The ANC has gone on the offensive, and launched an attack on the Sunday Times and City Press newspapers for publishing details of how ANC secretary general Ace Magashule stands accused of rampant corruption, ruthless gangsterism and even exaggerating his struggle credentials.

In a statement on Sunday, the party dubbed the reports as a well-coordinated attack, lies, fake news and propaganda.

Both Sunday newspapers published shocking claims on their front pages based on "Gangster State: Unraveling Ace Magashule's Web of Capture", a sensational new book that was published on Sunday.

But Luthuli House has hit back saying it was part of a "carefully planned Stratcom operation" against Magashule and the ANC.

Apart from attacking the newspaper stories, the party did not respond to the contents of the reports nor the book.

ANC spokesperson Dakota Legoete said there was a well-coordinated media attack against Magashule by the Sunday Times and the City Press. He said this was part of efforts to undermine the ANC’s election campaign.

"This Sunday’s continuation of front page lies by these two embarrassing rags should not be given any credibility by responding to their baseless allegations, and the ANC will certainly not do so," he said.

Legoete said the stories were fake news and "are timed for publication barely a month before our national elections, in order to try and inflict the maximum damage against the secretary general of the ANC".

In the book, Magashule is also accused of exaggerating his struggle credentials. One of his claims is that he was part of a group who trained Stompie Seipei and others on how to use AK47s and hand grenades at the home of the late Winnie Madikizela-Mandela.

However, a former Umkhonto weSizwe (MK) operative from the Free State and a former United Democratic Front (UDF) leader said Magashule was talking nonsense.

"Is he saying he trained a child to be a soldier? If that is the case, whatever they were doing there was not an MK operation," said the former UDF leader.

Legoete dubbed this as a lie. 

"We cannot help but to express our incredulity with the pathetic lie that comrade Magashule had embellished his struggle credentials. How on earth does someone who is one of the most well-known liberation fighters and public figures in South Africa, and whose career spans over decades, even begin to do that when every one of his well-known steps have been open to public scrutiny? Clearly, this is ever so much nonsense!" he said. 

The book also details how a former ally claims Magashule arrived at his doorstep in Bloemfontein one morning in 2013. Traveling without his blue-light brigade or bodyguards, Magashule drove him from Bloemfontein to Johannesburg without disclosing who they were about to meet.

Thabo Manyoni, who was the Mangaung mayor at the time, said the two arrived at the Gupta compound in Saxonwold, where the premier introduced him to Atul Gupta as "the person you will be working with".

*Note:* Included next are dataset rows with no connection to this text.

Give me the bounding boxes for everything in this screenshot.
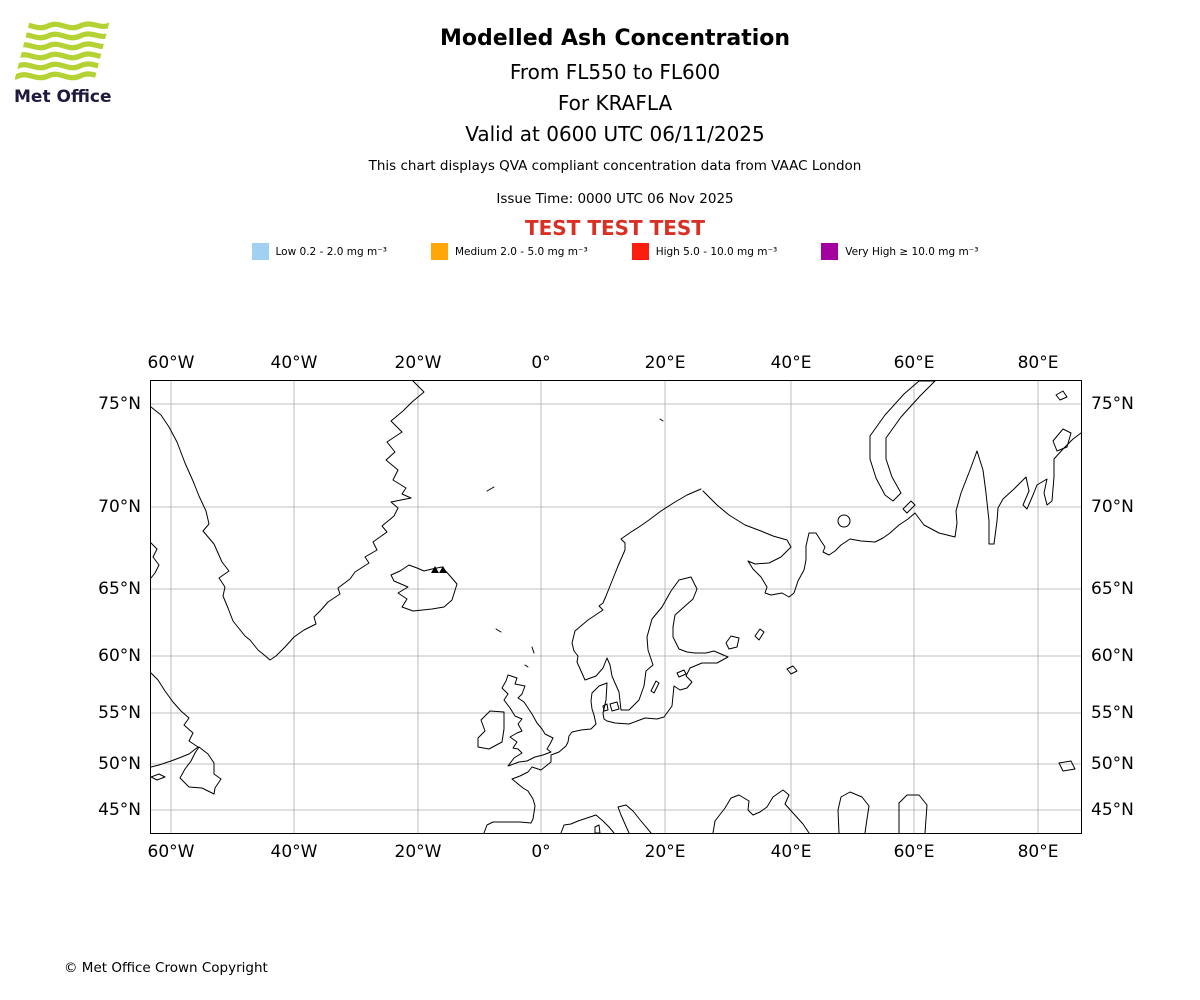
- lon-tick-label-bottom: 60°W: [147, 842, 195, 862]
- coastline-kara-island-large: [1052, 428, 1072, 452]
- lon-tick-label-top: 20°E: [644, 353, 686, 373]
- flight-level-subtitle: From FL550 to FL600: [509, 60, 721, 84]
- coastline-novaya-zemlya: [869, 381, 936, 502]
- map-frame: 60°W 60°W 40°W 40°W 20°W 20°W 0° 0° 20°E 20°E 40°E…: [98, 353, 1134, 862]
- lat-tick-label-right: 55°N: [1091, 703, 1134, 723]
- lat-tick-label-left: 60°N: [98, 646, 141, 666]
- coastline-kara-island-small: [1055, 390, 1068, 401]
- lat-tick-label-right: 60°N: [1091, 646, 1134, 666]
- lat-tick-label-left: 55°N: [98, 703, 141, 723]
- coastline-orkney: [524, 664, 529, 668]
- page-title: Modelled Ash Concentration: [439, 26, 791, 51]
- legend-item-very-high: Very High ≥ 10.0 mg m⁻³: [821, 243, 978, 260]
- legend-label-low: Low 0.2 - 2.0 mg m⁻³: [275, 245, 387, 258]
- legend-item-low: Low 0.2 - 2.0 mg m⁻³: [251, 243, 387, 260]
- test-banner: TEST TEST TEST: [525, 216, 705, 240]
- valid-time-subtitle: Valid at 0600 UTC 06/11/2025: [465, 122, 765, 146]
- lat-tick-label-left: 75°N: [98, 394, 141, 414]
- coastline-bear-island: [659, 418, 664, 422]
- coastline-faroes: [495, 628, 502, 633]
- legend-label-medium: Medium 2.0 - 5.0 mg m⁻³: [454, 245, 588, 258]
- volcano-marker-krafla: [431, 566, 447, 573]
- coastline-kolguev: [837, 514, 851, 528]
- lon-tick-label-top: 60°E: [893, 353, 935, 373]
- coastline-ireland: [477, 710, 505, 750]
- lake-ladoga: [725, 635, 740, 650]
- lat-tick-label-left: 45°N: [98, 800, 141, 820]
- copyright-footer: © Met Office Crown Copyright: [64, 960, 268, 976]
- coastline-great-britain: [501, 674, 554, 767]
- lon-tick-label-top: 20°W: [394, 353, 442, 373]
- coastline-funen: [602, 703, 609, 712]
- legend-item-medium: Medium 2.0 - 5.0 mg m⁻³: [430, 243, 588, 260]
- lon-tick-label-bottom: 80°E: [1017, 842, 1059, 862]
- legend-label-very-high: Very High ≥ 10.0 mg m⁻³: [845, 245, 979, 258]
- lon-tick-label-bottom: 20°W: [394, 842, 442, 862]
- coastline-aral: [898, 794, 928, 833]
- map-svg: [151, 381, 1081, 833]
- coastline-mediterranean-west: [560, 814, 615, 833]
- volcano-subtitle: For KRAFLA: [557, 91, 673, 115]
- lon-tick-label-top: 60°W: [147, 353, 195, 373]
- lat-tick-label-right: 50°N: [1091, 754, 1134, 774]
- coastline-russia-arctic: [702, 432, 1081, 598]
- coastline-caspian-north: [837, 791, 870, 833]
- coastline-anticosti: [151, 773, 166, 781]
- coastline-labrador: [151, 672, 199, 768]
- lat-tick-label-left: 65°N: [98, 579, 141, 599]
- lon-tick-label-bottom: 60°E: [893, 842, 935, 862]
- coastline-corsica: [594, 824, 601, 833]
- coastline-adriatic: [617, 804, 652, 833]
- lon-tick-label-bottom: 20°E: [644, 842, 686, 862]
- lon-tick-label-top: 80°E: [1017, 353, 1059, 373]
- qva-note: This chart displays QVA compliant concen…: [368, 158, 862, 174]
- coastline-saaremaa: [676, 669, 687, 678]
- coastline-iceland: [390, 564, 458, 612]
- coastline-gotland: [650, 680, 660, 694]
- legend-swatch-high: [631, 243, 649, 260]
- coastline-greenland: [151, 381, 425, 661]
- met-office-wordmark: Met Office: [14, 87, 112, 107]
- legend-swatch-very-high: [821, 243, 839, 260]
- coastline-europe-mainland: [483, 488, 729, 833]
- coastline-zealand: [609, 701, 620, 712]
- legend-swatch-medium: [430, 243, 448, 260]
- issue-time: Issue Time: 0000 UTC 06 Nov 2025: [496, 191, 734, 207]
- lat-tick-label-right: 65°N: [1091, 579, 1134, 599]
- legend-label-high: High 5.0 - 10.0 mg m⁻³: [655, 245, 778, 258]
- lat-tick-label-right: 45°N: [1091, 800, 1134, 820]
- coastline-black-sea: [712, 789, 810, 833]
- lat-tick-label-right: 75°N: [1091, 394, 1134, 414]
- lon-tick-label-bottom: 40°E: [770, 842, 812, 862]
- lat-tick-label-left: 70°N: [98, 497, 141, 517]
- lat-tick-label-right: 70°N: [1091, 497, 1134, 517]
- lon-tick-label-bottom: 40°W: [270, 842, 318, 862]
- coastline-jan-mayen: [486, 486, 495, 492]
- coastline-baffin-edge: [151, 542, 160, 579]
- legend-swatch-low: [251, 243, 269, 260]
- met-office-logo: Met Office: [14, 20, 124, 107]
- lake-right-edge: [1058, 760, 1076, 772]
- lon-tick-label-top: 40°W: [270, 353, 318, 373]
- chart-header: Modelled Ash Concentration From FL550 to…: [150, 26, 1080, 153]
- lat-tick-label-left: 50°N: [98, 754, 141, 774]
- grid-lines: [151, 381, 1081, 833]
- lon-tick-label-bottom: 0°: [531, 842, 551, 862]
- lake-onega: [754, 628, 765, 641]
- concentration-legend: Low 0.2 - 2.0 mg m⁻³ Medium 2.0 - 5.0 mg…: [150, 243, 1080, 260]
- coastline-shetland: [531, 646, 535, 654]
- lon-tick-label-top: 40°E: [770, 353, 812, 373]
- lake-rybinsk: [786, 665, 798, 675]
- legend-item-high: High 5.0 - 10.0 mg m⁻³: [631, 243, 778, 260]
- lon-tick-label-top: 0°: [531, 353, 551, 373]
- met-office-logo-waves: [14, 21, 110, 81]
- coastline-newfoundland: [179, 746, 222, 795]
- coastline-vaygach: [902, 500, 916, 514]
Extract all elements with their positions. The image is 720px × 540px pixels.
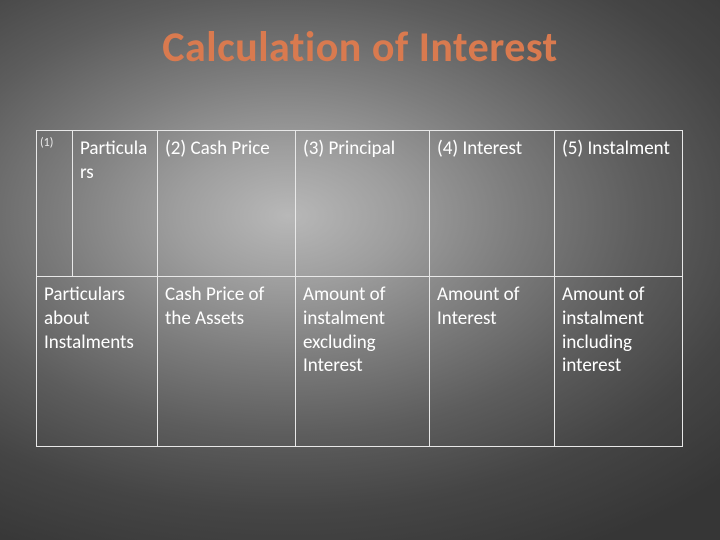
header-principal: (3) Principal	[296, 131, 430, 277]
col-marker-1: (1)	[37, 131, 73, 277]
table-header-row: (1) Particulars (2) Cash Price (3) Princ…	[37, 131, 683, 277]
cell-instalment: Amount of instalment including interest	[555, 277, 683, 447]
header-particulars: Particulars	[73, 131, 158, 277]
cell-cash-price: Cash Price of the Assets	[158, 277, 296, 447]
interest-table: (1) Particulars (2) Cash Price (3) Princ…	[36, 130, 682, 447]
header-instalment: (5) Instalment	[555, 131, 683, 277]
header-cash-price: (2) Cash Price	[158, 131, 296, 277]
cell-interest: Amount of Interest	[430, 277, 555, 447]
page-title: Calculation of Interest	[0, 0, 720, 73]
cell-particulars: Particulars about Instalments	[37, 277, 158, 447]
header-interest: (4) Interest	[430, 131, 555, 277]
table-row: Particulars about Instalments Cash Price…	[37, 277, 683, 447]
cell-principal: Amount of instalment excluding Interest	[296, 277, 430, 447]
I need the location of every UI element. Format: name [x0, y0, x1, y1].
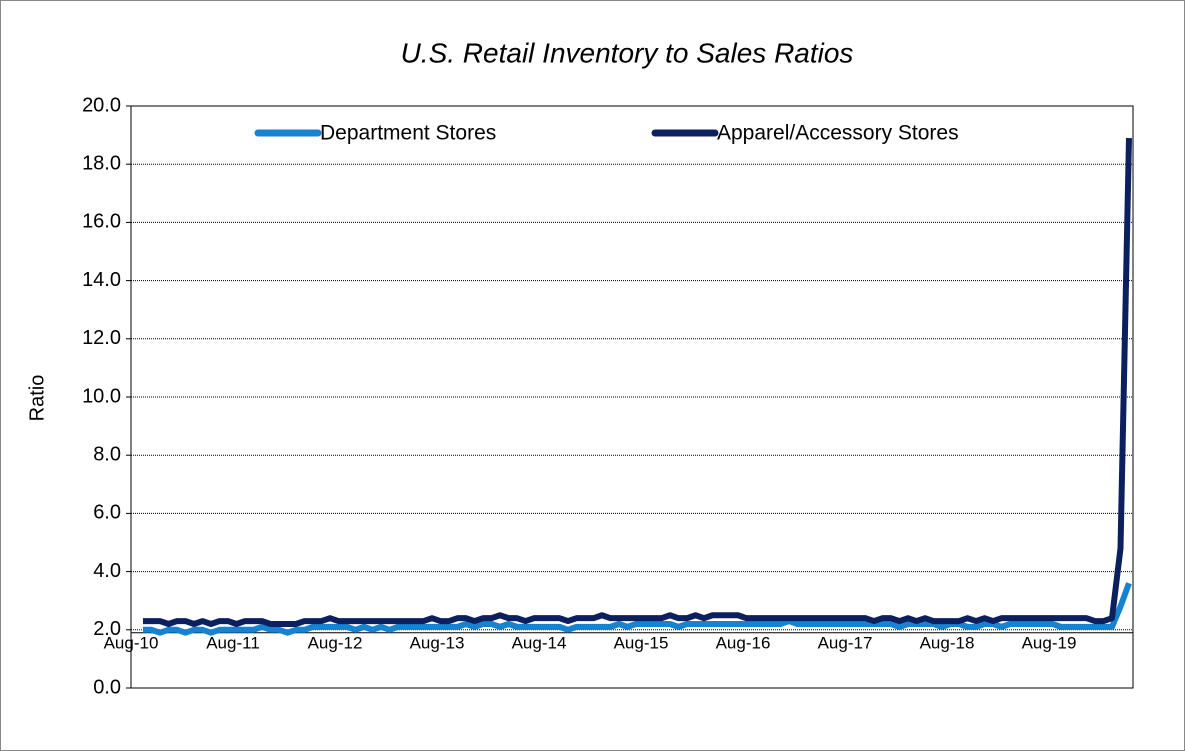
- plot-border: [130, 105, 1134, 689]
- y-tick-label: 18.0: [82, 152, 121, 174]
- series-line: [143, 137, 1132, 627]
- x-tick-label: Aug-12: [308, 633, 363, 652]
- y-tick-label: 6.0: [93, 502, 121, 524]
- y-tick-label: 8.0: [93, 443, 121, 465]
- x-tick-label: Aug-19: [1022, 633, 1077, 652]
- x-tick-label: Aug-15: [614, 633, 669, 652]
- y-tick-label: 2.0: [93, 618, 121, 640]
- y-tick-label: 12.0: [82, 327, 121, 349]
- chart-title: U.S. Retail Inventory to Sales Ratios: [401, 37, 854, 68]
- x-tick-label: Aug-11: [206, 633, 260, 652]
- series-line: [143, 582, 1132, 636]
- x-tick-label: Aug-18: [920, 633, 975, 652]
- y-tick-label: 16.0: [82, 211, 121, 233]
- x-tick-label: Aug-13: [410, 633, 465, 652]
- legend-label: Department Stores: [320, 122, 496, 145]
- y-tick-label: 10.0: [82, 385, 121, 407]
- y-tick-label: 0.0: [93, 676, 121, 698]
- y-tick-label: 4.0: [93, 560, 121, 582]
- x-tick-label: Aug-17: [818, 633, 873, 652]
- x-tick-label: Aug-10: [104, 633, 159, 652]
- x-tick-label: Aug-14: [512, 633, 567, 652]
- y-tick-label: 14.0: [82, 269, 121, 291]
- x-tick-label: Aug-16: [716, 633, 771, 652]
- y-axis-label: Ratio: [26, 375, 48, 422]
- y-tick-label: 20.0: [82, 94, 121, 116]
- legend-label: Apparel/Accessory Stores: [717, 122, 959, 145]
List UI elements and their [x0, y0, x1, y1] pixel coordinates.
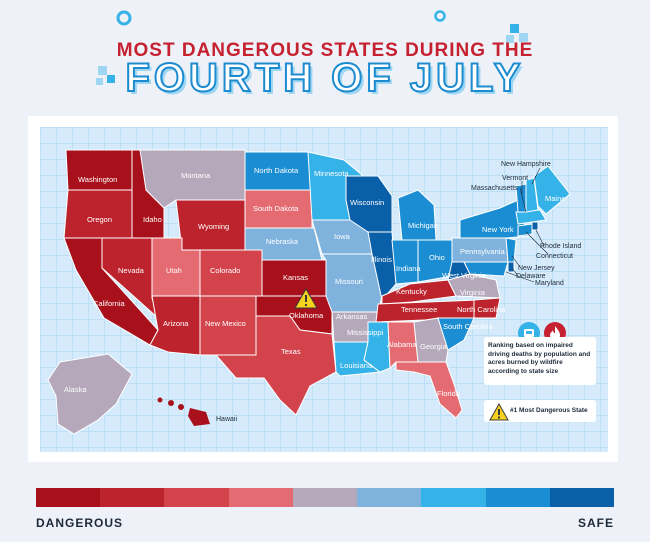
- scale-step-4: [228, 488, 293, 507]
- label-wisconsin: Wisconsin: [350, 198, 384, 207]
- label-minnesota: Minnesota: [314, 169, 349, 178]
- label-mississippi: Mississippi: [347, 328, 384, 337]
- warning-legend: #1 Most Dangerous State: [484, 400, 596, 422]
- scale-step-6: [357, 488, 422, 507]
- label-oklahoma: Oklahoma: [289, 311, 324, 320]
- label-michigan: Michigan: [408, 221, 438, 230]
- label-new-jersey: New Jersey: [518, 265, 555, 272]
- label-nevada: Nevada: [118, 266, 145, 275]
- label-delaware: Delaware: [516, 273, 546, 280]
- label-texas: Texas: [281, 347, 301, 356]
- label-oregon: Oregon: [87, 215, 112, 224]
- warning-marker: [294, 288, 318, 309]
- warning-icon: [489, 402, 509, 421]
- danger-scale-bar: [36, 488, 614, 507]
- label-new-york: New York: [482, 225, 514, 234]
- scale-step-7: [421, 488, 486, 507]
- label-new-mexico: New Mexico: [205, 319, 246, 328]
- scale-step-8: [485, 488, 550, 507]
- scale-step-1: [36, 488, 101, 507]
- scale-label-safe: SAFE: [577, 516, 614, 530]
- warning-legend-text: #1 Most Dangerous State: [510, 407, 588, 414]
- state-illinois[interactable]: [367, 231, 397, 302]
- label-florida: Florida: [437, 389, 461, 398]
- label-rhode-island: Rhode Island: [540, 243, 581, 250]
- ranking-legend-text: Ranking based on impaired driving deaths…: [488, 342, 591, 375]
- label-kansas: Kansas: [283, 273, 308, 282]
- state-indiana[interactable]: [391, 239, 419, 285]
- scale-step-9: [549, 488, 614, 507]
- title-line-1: MOST DANGEROUS STATES DURING THE: [116, 40, 534, 61]
- label-north-dakota: North Dakota: [254, 166, 299, 175]
- label-idaho: Idaho: [143, 215, 162, 224]
- state-hawaii[interactable]: [157, 397, 211, 427]
- label-connecticut: Connecticut: [536, 253, 573, 260]
- state-connecticut[interactable]: [517, 223, 533, 237]
- label-iowa: Iowa: [334, 232, 351, 241]
- label-utah: Utah: [166, 266, 182, 275]
- state-michigan[interactable]: [397, 189, 437, 241]
- label-indiana: Indiana: [396, 264, 421, 273]
- state-georgia[interactable]: [413, 317, 449, 363]
- state-north-carolina[interactable]: [473, 297, 501, 319]
- label-virginia: Virginia: [460, 288, 486, 297]
- label-arkansas: Arkansas: [336, 312, 368, 321]
- label-south-dakota: South Dakota: [253, 204, 299, 213]
- label-illinois: Illinois: [371, 255, 392, 264]
- scale-label-dangerous: DANGEROUS: [36, 516, 124, 530]
- state-maryland[interactable]: [463, 261, 509, 277]
- scale-step-2: [100, 488, 165, 507]
- state-texas[interactable]: [214, 315, 337, 416]
- title-line-2: FOURTH OF JULY: [125, 55, 525, 101]
- label-california: California: [93, 299, 126, 308]
- label-west-virginia: West Virginia: [442, 271, 487, 280]
- label-massachusetts: Massachusetts: [471, 185, 518, 192]
- label-louisiana: Louisiana: [340, 361, 373, 370]
- label-pennsylvania: Pennsylvania: [460, 247, 505, 256]
- state-delaware[interactable]: [507, 261, 515, 273]
- label-nebraska: Nebraska: [266, 237, 299, 246]
- label-north-carolina: North Carolina: [457, 305, 506, 314]
- state-maine[interactable]: [533, 165, 571, 215]
- label-kentucky: Kentucky: [396, 287, 427, 296]
- label-tennessee: Tennessee: [401, 305, 437, 314]
- label-washington: Washington: [78, 175, 117, 184]
- state-alaska[interactable]: [47, 353, 133, 435]
- state-new-jersey[interactable]: [505, 237, 517, 263]
- label-hawaii: Hawaii: [216, 416, 237, 423]
- label-wyoming: Wyoming: [198, 222, 229, 231]
- label-maine: Maine: [545, 194, 565, 203]
- ranking-legend: Ranking based on impaired driving deaths…: [484, 337, 596, 385]
- state-new-york[interactable]: [459, 199, 529, 239]
- state-florida[interactable]: [395, 361, 463, 419]
- state-south-carolina[interactable]: [437, 317, 475, 351]
- label-montana: Montana: [181, 171, 211, 180]
- label-maryland: Maryland: [535, 280, 564, 287]
- label-alaska: Alaska: [64, 385, 87, 394]
- state-oregon[interactable]: [63, 189, 133, 239]
- state-washington[interactable]: [65, 149, 141, 191]
- callout-lines: [505, 167, 549, 283]
- label-colorado: Colorado: [210, 266, 240, 275]
- label-alabama: Alabama: [387, 340, 417, 349]
- label-missouri: Missouri: [335, 277, 363, 286]
- label-arizona: Arizona: [163, 319, 189, 328]
- scale-step-5: [292, 488, 358, 507]
- label-new-hampshire: New Hampshire: [501, 161, 551, 168]
- scale-step-3: [164, 488, 229, 507]
- label-vermont: Vermont: [502, 175, 528, 182]
- label-georgia: Georgia: [420, 342, 448, 351]
- state-rhode-island[interactable]: [531, 221, 539, 231]
- label-south-carolina: South Carolina: [443, 322, 493, 331]
- label-ohio: Ohio: [429, 253, 445, 262]
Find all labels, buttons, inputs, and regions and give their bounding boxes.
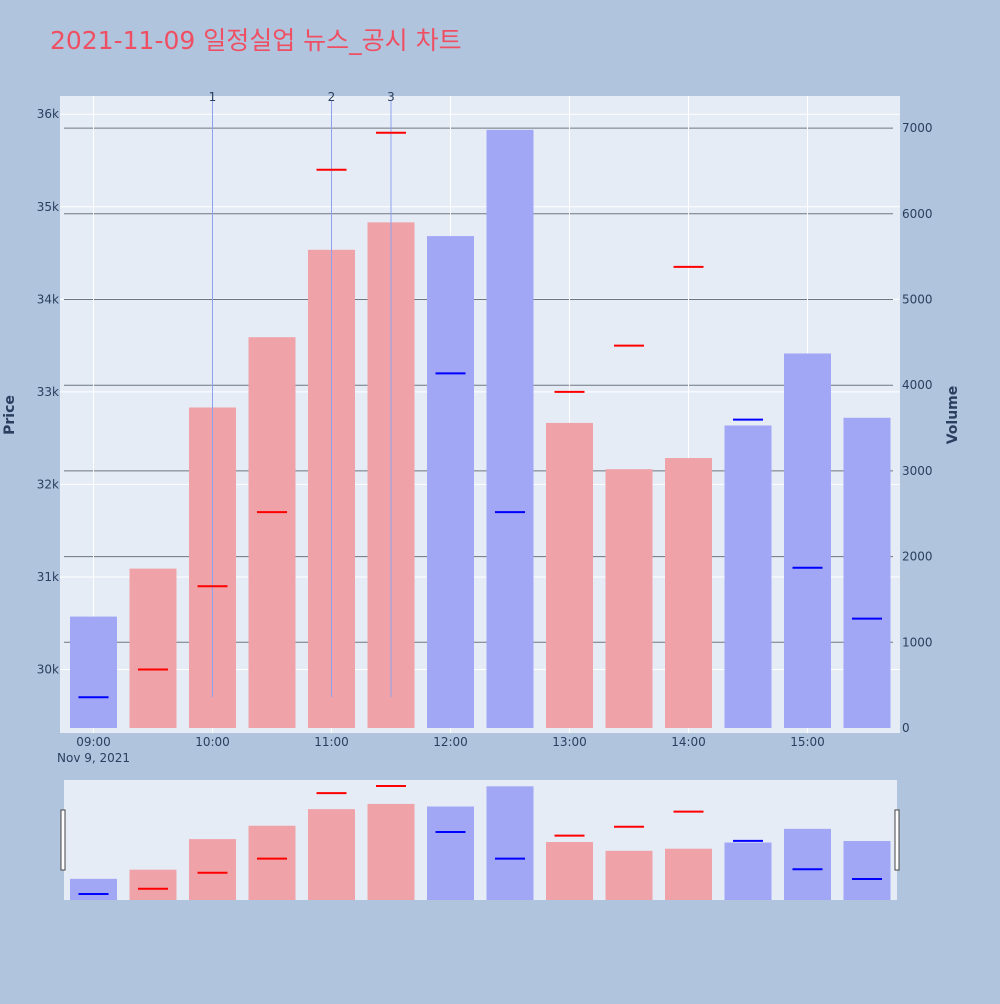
slider-volume-bar (784, 828, 831, 900)
y-tick-label: 30k (37, 663, 59, 677)
x-tick-label: 11:00 (314, 735, 349, 749)
range-slider[interactable] (64, 780, 897, 900)
volume-bar (248, 337, 296, 728)
y2-tick-label: 3000 (902, 464, 933, 478)
slider-volume-bar (70, 878, 117, 900)
slider-volume-bar (843, 841, 891, 900)
y2-tick-label: 2000 (902, 550, 933, 564)
slider-volume-bar (129, 869, 177, 900)
news-marker-label: 1 (209, 90, 217, 104)
x-tick-label: 09:00 (76, 735, 111, 749)
chart-title: 2021-11-09 일정실업 뉴스_공시 차트 (50, 26, 462, 55)
volume-bar (724, 425, 772, 728)
y-tick-label: 32k (37, 477, 59, 491)
news-marker-label: 3 (387, 90, 395, 104)
slider-volume-bar (189, 839, 236, 900)
news-markers: 1 2 3 (209, 90, 395, 697)
volume-bar (784, 353, 831, 728)
plot-area (60, 96, 900, 733)
y-tick-label: 31k (37, 570, 59, 584)
volume-bar (486, 129, 534, 729)
volume-bar (665, 458, 712, 728)
range-slider-left-handle[interactable] (60, 809, 66, 871)
volume-bar (605, 469, 653, 728)
x-tick-label: 15:00 (790, 735, 825, 749)
x-tick-label: 13:00 (552, 735, 587, 749)
y2-tick-label: 6000 (902, 207, 933, 221)
y2-tick-label: 5000 (902, 293, 933, 307)
y2-tick-label: 0 (902, 721, 910, 735)
y-axis-title: Price (2, 395, 18, 435)
y-tick-label: 34k (37, 292, 59, 306)
slider-volume-bar (724, 842, 772, 900)
slider-volume-bar (605, 850, 653, 900)
slider-volume-bar (248, 825, 296, 900)
range-slider-preview (70, 785, 891, 900)
range-slider-right-handle[interactable] (894, 809, 900, 871)
y-tick-label: 36k (37, 107, 59, 121)
y-tick-label: 33k (37, 385, 59, 399)
x-tick-label: 12:00 (433, 735, 468, 749)
y2-axis-title: Volume (945, 386, 961, 445)
y-tick-label: 35k (37, 200, 59, 214)
slider-volume-bar (308, 809, 355, 900)
x-tick-label: 10:00 (195, 735, 230, 749)
slider-volume-bar (367, 803, 415, 900)
slider-volume-bar (546, 842, 593, 900)
x-axis-date-label: Nov 9, 2021 (57, 751, 130, 765)
slider-volume-bar (486, 786, 534, 900)
volume-bar (546, 422, 593, 728)
y2-tick-label: 4000 (902, 378, 933, 392)
volume-bar (843, 417, 891, 728)
y2-tick-label: 1000 (902, 635, 933, 649)
slider-volume-bar (427, 806, 474, 900)
news-marker-label: 2 (328, 90, 336, 104)
slider-volume-bar (665, 848, 712, 900)
volume-bar (70, 616, 117, 728)
x-tick-label: 14:00 (671, 735, 706, 749)
volume-bar (427, 236, 474, 728)
volume-bar (129, 568, 177, 728)
axes: 30k 31k 32k 33k 34k 35k 36k 0 1000 2000 3000 4000 50… (37, 107, 933, 749)
y2-tick-label: 7000 (902, 121, 933, 135)
price-ticks (78, 131, 882, 699)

During their meeting Gupta boasted about friends in high places, claiming he could summon cabinet ministers to Saxonwold within an hour with a phone call. He offered Manyoni an A4 envelope stuffed with cash. The former mayor traces his political demise to his refusal to co-operate in state capture.

Criticising the two papers, the ANC said: "It is no coincidence that the Sunday Times and City Press are used as the propaganda instruments to launch this campaign. Both newspapers have been competing with each other about which one can be the most notorious peddler of fake news.

"Both have also been involved in vitriolic and sustained propaganda campaigns against comrade Ace Magashule and other ANC politicians, with them having been proved time after time to have published blatant lies."